Posted by TEBI on March 10, 2022

Ten ways to handle headline anxiety



Doom-scrolling” is becoming a habit right now. No sooner had we learnt to live with the pandemic than the long-dormant inflation dragon started to breath fire anew. Now, another remnant of a forgotten past — war in Europe — has returned to put us on edge. As an investor, how should you respond to all this uncertainty? Here’s a ten-point guide to handling headline anxiety.
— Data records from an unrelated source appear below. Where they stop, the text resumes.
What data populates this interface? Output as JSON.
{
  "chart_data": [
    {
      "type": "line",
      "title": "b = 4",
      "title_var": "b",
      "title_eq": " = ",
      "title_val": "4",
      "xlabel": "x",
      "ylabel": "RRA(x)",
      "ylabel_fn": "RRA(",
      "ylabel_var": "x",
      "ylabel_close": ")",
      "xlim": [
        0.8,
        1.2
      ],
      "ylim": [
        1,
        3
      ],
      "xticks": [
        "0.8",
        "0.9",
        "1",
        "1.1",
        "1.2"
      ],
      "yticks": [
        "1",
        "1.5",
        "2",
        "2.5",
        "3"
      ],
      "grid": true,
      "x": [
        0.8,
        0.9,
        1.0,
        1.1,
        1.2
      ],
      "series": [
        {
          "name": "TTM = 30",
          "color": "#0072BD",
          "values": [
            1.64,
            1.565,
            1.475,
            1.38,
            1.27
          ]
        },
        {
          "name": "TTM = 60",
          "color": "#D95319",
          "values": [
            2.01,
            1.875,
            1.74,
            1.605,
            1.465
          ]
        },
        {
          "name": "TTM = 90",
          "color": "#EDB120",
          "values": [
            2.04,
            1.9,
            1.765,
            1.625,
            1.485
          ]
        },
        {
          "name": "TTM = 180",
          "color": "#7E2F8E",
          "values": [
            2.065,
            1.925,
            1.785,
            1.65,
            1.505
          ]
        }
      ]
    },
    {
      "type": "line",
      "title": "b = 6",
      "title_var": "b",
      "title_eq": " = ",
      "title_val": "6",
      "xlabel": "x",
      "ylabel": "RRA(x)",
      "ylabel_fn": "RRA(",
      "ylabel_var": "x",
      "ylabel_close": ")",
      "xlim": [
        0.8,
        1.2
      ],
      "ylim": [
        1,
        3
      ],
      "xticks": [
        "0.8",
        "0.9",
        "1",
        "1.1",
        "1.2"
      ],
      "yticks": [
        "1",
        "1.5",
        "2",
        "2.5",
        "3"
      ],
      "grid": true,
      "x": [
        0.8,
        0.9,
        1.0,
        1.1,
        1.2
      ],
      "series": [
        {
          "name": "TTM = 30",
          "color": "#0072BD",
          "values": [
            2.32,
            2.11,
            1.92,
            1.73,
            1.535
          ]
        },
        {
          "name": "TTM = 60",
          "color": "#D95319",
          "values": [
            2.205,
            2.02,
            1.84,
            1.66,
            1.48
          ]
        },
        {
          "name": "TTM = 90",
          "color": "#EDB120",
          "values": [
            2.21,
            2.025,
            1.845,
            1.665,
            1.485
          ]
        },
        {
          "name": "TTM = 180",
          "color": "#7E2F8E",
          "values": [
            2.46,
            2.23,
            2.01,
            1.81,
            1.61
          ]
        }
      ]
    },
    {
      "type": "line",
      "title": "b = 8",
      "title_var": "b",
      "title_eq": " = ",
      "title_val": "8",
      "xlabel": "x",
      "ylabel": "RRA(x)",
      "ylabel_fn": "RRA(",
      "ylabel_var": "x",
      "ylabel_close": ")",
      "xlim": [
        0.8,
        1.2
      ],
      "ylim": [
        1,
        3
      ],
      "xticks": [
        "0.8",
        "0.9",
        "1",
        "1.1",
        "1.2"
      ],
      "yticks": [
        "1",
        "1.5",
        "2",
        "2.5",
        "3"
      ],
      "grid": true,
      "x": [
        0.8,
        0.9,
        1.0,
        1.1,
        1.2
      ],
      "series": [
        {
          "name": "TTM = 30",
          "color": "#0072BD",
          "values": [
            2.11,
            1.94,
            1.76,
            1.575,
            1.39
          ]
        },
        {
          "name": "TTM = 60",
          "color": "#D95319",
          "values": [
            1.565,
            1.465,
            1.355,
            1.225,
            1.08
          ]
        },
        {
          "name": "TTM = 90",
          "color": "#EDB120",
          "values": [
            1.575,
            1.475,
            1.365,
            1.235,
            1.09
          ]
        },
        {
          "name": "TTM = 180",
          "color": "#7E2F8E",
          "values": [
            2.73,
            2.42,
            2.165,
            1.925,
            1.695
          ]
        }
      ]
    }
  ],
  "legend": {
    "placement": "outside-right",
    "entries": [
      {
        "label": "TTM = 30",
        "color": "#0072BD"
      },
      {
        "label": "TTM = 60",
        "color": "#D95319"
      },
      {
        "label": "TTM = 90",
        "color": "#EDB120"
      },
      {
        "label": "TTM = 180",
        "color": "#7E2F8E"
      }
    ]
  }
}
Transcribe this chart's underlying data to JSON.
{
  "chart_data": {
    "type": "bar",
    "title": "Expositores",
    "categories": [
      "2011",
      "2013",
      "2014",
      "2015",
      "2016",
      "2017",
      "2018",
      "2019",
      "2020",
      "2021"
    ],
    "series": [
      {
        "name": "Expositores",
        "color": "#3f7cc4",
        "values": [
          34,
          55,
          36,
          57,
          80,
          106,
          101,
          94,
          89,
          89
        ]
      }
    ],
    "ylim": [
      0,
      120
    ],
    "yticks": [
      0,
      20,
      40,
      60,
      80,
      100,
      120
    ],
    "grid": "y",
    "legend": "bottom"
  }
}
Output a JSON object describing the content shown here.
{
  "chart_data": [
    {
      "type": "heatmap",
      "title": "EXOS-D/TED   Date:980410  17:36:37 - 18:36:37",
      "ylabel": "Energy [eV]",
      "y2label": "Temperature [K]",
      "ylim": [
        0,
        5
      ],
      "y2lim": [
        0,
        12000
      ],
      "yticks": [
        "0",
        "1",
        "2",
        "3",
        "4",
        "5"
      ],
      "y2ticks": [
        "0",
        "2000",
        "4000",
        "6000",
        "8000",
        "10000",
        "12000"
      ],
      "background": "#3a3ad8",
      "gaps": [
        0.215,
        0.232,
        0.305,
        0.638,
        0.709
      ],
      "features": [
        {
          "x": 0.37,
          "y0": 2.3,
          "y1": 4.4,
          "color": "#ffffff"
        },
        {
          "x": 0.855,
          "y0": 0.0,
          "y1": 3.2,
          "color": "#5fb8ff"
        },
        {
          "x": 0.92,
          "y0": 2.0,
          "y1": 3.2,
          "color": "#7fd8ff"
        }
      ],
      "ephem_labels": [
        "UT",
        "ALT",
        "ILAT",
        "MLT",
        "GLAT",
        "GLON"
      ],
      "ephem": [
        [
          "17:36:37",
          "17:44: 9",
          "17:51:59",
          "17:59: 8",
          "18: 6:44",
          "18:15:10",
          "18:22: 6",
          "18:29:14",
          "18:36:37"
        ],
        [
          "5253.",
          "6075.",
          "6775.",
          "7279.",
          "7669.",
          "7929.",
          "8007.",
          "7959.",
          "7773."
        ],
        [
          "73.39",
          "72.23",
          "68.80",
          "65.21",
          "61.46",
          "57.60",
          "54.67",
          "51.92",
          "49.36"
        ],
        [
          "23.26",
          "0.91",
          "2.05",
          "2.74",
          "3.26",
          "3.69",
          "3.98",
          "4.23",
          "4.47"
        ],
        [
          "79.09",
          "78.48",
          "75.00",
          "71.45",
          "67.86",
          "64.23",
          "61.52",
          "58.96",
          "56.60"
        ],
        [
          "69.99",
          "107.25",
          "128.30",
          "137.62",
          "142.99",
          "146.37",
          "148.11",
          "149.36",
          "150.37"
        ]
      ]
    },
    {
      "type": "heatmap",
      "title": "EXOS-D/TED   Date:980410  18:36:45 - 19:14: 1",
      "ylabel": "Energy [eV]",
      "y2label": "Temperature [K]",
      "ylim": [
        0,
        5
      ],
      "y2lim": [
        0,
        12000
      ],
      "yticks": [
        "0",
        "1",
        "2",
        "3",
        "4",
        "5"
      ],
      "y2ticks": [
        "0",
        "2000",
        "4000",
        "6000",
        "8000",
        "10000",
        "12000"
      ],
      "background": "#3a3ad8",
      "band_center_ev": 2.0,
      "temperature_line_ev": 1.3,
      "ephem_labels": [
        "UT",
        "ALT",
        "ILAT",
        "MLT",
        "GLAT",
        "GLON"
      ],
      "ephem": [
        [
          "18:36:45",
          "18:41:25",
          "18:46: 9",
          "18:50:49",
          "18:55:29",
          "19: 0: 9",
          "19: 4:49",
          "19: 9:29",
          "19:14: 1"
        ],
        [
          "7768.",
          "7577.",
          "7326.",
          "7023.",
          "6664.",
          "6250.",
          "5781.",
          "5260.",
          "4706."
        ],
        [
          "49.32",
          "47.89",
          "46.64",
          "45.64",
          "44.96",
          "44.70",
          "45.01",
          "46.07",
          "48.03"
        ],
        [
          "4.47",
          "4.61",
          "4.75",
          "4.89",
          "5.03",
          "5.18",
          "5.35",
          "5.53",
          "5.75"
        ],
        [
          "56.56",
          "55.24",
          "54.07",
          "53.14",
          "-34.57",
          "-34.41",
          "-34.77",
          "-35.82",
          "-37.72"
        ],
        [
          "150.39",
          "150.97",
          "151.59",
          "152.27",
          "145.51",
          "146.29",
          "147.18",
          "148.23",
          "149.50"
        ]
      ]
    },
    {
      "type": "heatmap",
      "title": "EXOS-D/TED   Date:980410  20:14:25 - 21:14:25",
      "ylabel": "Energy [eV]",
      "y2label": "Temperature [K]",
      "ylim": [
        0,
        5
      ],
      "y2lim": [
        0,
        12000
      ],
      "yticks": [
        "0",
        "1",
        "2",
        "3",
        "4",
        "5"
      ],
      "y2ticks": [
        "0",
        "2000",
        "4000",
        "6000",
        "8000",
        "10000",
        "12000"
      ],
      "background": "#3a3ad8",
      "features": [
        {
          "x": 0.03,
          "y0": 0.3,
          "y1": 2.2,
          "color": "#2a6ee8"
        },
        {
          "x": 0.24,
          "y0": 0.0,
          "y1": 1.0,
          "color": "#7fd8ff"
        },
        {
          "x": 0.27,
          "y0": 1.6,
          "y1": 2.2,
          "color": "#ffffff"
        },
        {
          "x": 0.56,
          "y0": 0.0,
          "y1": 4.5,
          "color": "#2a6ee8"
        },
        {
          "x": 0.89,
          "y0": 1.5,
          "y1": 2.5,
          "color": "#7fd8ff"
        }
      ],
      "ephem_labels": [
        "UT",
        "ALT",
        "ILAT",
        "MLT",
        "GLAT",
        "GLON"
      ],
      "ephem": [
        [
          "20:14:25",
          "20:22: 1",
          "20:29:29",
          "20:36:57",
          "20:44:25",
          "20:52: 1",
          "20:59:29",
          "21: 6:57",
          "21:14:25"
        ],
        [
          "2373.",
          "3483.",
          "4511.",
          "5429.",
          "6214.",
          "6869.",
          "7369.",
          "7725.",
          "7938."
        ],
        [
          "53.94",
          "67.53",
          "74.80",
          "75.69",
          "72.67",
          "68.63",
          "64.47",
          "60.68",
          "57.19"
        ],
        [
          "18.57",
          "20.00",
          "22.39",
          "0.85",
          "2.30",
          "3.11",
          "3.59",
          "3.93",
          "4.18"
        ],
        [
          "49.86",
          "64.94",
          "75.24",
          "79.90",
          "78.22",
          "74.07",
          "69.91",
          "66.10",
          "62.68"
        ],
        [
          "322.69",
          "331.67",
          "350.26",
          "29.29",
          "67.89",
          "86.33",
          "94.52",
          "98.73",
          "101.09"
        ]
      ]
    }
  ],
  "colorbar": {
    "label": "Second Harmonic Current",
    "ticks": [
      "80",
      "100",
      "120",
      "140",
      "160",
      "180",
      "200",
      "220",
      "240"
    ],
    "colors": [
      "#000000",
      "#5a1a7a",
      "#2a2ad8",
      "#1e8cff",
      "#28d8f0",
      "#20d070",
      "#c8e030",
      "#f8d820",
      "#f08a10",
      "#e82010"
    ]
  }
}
  1. Recognise the stress you are feeling. There is no denying that the situation in Ukraine is worrying. Put aside the geopolitical and market debates. The bottom line is that innocent people are suffering. You wouldn’t be human if this did not shock and appal you. So make room for that emotion without judgement.
  2. Don’t magnify your anxiety by doom-scrolling. Yes, it is fine to keep up with the news, but scary headline after scary headline is bound to have an impact on you. Just because you have access to real-time coverage 24/7 via your device doesn’t mean you have to be constantly plugged in. You need to give yourself time for processing, recharging and focusing on things you can control. 
  3. If you feel helpless, think about practical things you can do at multiple levels — as a citizen, a consumer or investor. That could include contributing to a humanitarian fund or cause, joining boycotts, supporting refugees, writing to your local MP or avoiding funds with large exposures to Russia.
  4. As an investor, accept that uncertainty goes with the territory. Volatility tends to rise as uncertainty increases. The point is there is little to be gained by second-guessing markets. That’s because all the available news information is already reflected in prices. It’s what happens next that counts and nobody knows that.
  5. Reflect on the fact that many major geopolitical shocks have occurred in history and in each case markets have eventually recovered, usually within months. This includes the Second World War, Korean and Vietnam Wars, the end of the US dollar’s link to gold in the early 1970s, and 9/11 and its subsequent wars.
  6. Remember that risks can go either way. Markets will often price in worst-case scenarios and then bounce back dramatically if events go better than what is priced in. We saw that after the initial shock of the pandemic in March, 2020. This is why maintaining a measured response as an investor is so important. 
  7. Seek support. Don’t try to deal with it all on your own. A friend or counsellor may be able to help you on the human level. A trusted adviser can help talk you off the ledge and bring you back to the proven virtue of having a structured financial plan, one that accommodates the prospect of extreme events.
  8. Draw up a balance sheet — external stuff you can’t control on one side (geopolitics, market moves, economic changes, headlines) and the stuff you can control on the other (your media habits, diversification, exercising discipline, keeping access to cash, seeking help). The second list is the one to focus on.
  9. In every situation like this, keep reminding yourself of one simple, but critical phrase containing just three words: “This won’t last.” Think about it. Nothing lasts. Change is part of what it means to be human. It applies to good and bad events. And accepting that can make it easier to deal with these times.
  10. Find solace in the great philosophers and thinkers. Psychiatrist and holocaust survivor Viktor Frankl wrote that there will always be suffering. It is how we react to suffering that counts. The true test of our character — as human beings, as citizens, as investors — is in how we act. This is your opportunity.